In the Shakespeare play, “Twelfth Night,” he wrote, “Some are born great, some achieve greatness, and some have greatness thrust upon them.” This year, thanks in no small part to the economic and social impact of COVID-19 we’ve all had, probably not greatness, but trouble thrust upon us.

On the bright side, there often is a bright side. In times of difficulty, sometimes new opportunities present themselves. I said recently that few of us five or ten (or more) years ago envisioned ourselves doing what we’re doing today. In times like this, when your core business is challenged, it’s natural to consider expanding into new channels, or tackling new businesses or disciplines. It’s important to look at and explore new opportunities. It’s also important to accept that doing this is going to mean leaving your comfort zone.

Adding a new focus to your business is not to be taken lightly, and needs to be carefully considered. Beyond the costs involved with getting started, you want these new areas to grow your revenue and your profitability, not crush them. Whatever that opportunity may look like, when doing the analysis there are three factors to weigh to help you determine whether this may be a good idea or not.

First, determine what the market is for this. The whole point of doing something new is to make money doing it. Do market research, thinking in terms of strengths, weaknesses, opportunities and threats, as well as Five Forces theory. I’ve written about them here on rAVe, and there are plenty of online resources as well that lay them out. Serious due diligence and market research is crucial to determining if you can make this work.

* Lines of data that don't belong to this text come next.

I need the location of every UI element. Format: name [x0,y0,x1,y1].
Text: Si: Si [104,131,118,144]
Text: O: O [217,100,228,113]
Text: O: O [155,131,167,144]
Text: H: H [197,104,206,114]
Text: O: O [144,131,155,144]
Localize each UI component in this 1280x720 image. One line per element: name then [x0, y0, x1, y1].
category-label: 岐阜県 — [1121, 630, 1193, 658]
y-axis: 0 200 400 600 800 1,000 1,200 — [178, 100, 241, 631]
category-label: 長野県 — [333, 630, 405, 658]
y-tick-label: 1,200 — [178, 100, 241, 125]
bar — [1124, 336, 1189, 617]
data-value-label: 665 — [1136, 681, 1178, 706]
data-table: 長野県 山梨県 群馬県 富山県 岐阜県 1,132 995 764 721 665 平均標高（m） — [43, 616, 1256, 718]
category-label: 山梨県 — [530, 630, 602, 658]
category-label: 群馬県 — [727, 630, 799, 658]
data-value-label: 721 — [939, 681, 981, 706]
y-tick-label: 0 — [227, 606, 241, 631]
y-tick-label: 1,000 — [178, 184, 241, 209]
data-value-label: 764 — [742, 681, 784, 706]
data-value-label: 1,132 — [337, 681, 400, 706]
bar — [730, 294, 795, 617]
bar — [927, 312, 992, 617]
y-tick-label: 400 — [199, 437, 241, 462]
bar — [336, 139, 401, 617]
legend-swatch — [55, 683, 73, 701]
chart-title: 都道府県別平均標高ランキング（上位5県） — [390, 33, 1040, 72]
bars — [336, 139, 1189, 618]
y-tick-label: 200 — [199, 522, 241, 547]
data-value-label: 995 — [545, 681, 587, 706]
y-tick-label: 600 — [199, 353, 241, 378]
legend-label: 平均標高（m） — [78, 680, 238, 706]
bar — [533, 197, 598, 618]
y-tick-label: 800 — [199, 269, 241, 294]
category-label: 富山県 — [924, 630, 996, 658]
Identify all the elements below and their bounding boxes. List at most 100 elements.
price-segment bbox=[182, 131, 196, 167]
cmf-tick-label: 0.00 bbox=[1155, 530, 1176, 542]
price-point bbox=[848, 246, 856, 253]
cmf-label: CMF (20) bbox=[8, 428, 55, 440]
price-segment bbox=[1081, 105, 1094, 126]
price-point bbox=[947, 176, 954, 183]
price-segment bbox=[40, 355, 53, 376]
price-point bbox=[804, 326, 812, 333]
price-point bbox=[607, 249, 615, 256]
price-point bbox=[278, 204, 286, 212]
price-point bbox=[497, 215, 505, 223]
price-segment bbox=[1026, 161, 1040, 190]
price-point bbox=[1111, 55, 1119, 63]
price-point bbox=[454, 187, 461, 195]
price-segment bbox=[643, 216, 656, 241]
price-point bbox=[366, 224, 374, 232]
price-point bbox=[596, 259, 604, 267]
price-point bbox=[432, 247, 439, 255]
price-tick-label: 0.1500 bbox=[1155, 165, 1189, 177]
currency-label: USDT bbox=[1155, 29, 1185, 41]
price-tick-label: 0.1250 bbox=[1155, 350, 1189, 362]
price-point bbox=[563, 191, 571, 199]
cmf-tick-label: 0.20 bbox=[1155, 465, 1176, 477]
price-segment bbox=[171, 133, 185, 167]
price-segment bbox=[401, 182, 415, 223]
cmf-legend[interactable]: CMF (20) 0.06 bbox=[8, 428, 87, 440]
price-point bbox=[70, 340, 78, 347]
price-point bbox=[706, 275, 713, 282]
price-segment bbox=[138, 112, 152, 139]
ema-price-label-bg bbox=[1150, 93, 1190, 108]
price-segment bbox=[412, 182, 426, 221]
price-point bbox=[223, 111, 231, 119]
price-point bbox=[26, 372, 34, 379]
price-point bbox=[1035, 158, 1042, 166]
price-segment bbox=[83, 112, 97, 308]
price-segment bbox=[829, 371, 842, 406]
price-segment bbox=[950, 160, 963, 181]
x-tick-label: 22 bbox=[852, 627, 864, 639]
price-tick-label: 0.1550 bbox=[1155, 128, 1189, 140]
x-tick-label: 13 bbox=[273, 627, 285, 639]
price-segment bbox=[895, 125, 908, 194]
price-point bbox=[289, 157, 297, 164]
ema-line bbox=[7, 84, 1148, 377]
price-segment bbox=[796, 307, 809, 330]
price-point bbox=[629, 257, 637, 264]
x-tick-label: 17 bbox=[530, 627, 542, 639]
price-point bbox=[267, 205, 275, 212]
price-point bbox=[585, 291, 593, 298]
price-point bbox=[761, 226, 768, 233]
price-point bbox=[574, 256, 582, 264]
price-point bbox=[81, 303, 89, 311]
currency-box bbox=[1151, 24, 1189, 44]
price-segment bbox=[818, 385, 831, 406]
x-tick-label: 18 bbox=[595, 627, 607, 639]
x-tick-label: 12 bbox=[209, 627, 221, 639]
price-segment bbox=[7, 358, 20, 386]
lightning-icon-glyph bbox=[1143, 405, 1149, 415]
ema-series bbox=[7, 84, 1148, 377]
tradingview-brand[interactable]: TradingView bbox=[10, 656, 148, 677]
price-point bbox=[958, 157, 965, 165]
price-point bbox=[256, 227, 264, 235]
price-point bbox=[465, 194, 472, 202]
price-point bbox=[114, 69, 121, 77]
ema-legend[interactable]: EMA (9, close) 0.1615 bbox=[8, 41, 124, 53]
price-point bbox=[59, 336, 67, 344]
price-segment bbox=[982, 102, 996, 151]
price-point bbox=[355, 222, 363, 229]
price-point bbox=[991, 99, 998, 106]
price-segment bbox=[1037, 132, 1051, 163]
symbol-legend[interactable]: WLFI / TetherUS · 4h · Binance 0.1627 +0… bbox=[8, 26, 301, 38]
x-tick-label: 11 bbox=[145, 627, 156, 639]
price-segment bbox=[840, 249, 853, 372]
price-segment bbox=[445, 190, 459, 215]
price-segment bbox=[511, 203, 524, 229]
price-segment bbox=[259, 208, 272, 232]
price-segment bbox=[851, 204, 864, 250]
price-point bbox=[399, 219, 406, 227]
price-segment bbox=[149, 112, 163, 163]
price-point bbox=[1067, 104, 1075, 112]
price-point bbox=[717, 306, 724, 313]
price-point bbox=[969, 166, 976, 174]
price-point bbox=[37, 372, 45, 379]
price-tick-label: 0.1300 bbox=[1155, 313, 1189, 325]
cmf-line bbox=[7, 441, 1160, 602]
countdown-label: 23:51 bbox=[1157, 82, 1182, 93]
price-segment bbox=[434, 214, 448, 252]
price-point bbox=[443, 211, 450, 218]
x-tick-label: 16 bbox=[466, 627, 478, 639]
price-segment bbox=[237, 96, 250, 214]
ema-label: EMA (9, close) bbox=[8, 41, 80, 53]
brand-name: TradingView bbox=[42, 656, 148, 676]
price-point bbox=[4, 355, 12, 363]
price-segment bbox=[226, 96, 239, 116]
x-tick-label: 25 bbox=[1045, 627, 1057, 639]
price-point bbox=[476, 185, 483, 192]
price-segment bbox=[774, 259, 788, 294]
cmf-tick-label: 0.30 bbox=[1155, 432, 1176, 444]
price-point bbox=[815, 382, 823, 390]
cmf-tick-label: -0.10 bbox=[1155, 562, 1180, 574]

Next, determine whether you can embark on this with minimal pain and disruption to your core operations. I know that people like to say “you have to spend money to make money,” but in many cases they’re talking about spending other people’s money if they can get away with it. Also, just throwing money at things doesn’t always get results.

Finally, There’s little point to entering a new category if focusing on it further shrinks your already challenged core revenue sources.There are always costs associated with doing something new; equipment, inventory, training, infrastructure, whatever. But are those going to be sound investments or sunk costs? The most important thing of all, once you’ve done all that, is to be honest and ask yourself if doing this will really make a difference.

Change can be good, but change for the sake of change alone isn’t a solution: It’s just kicking the can down the road. Be honest with yourself about whether this has growth potential, or if you’re just playing musical chairs. Also, if your business is already in real distress it might be too late and, if anything, hasten you company’s demise. I’ve seen that happen more than once.

I don’t mean to be gloomy, just to point out that branching out is serious and requires serious thought. Going into something without your eyes wide open is unwise. Few things are ever guaranteed, but think hard about your options and you’ll improve your chances of success.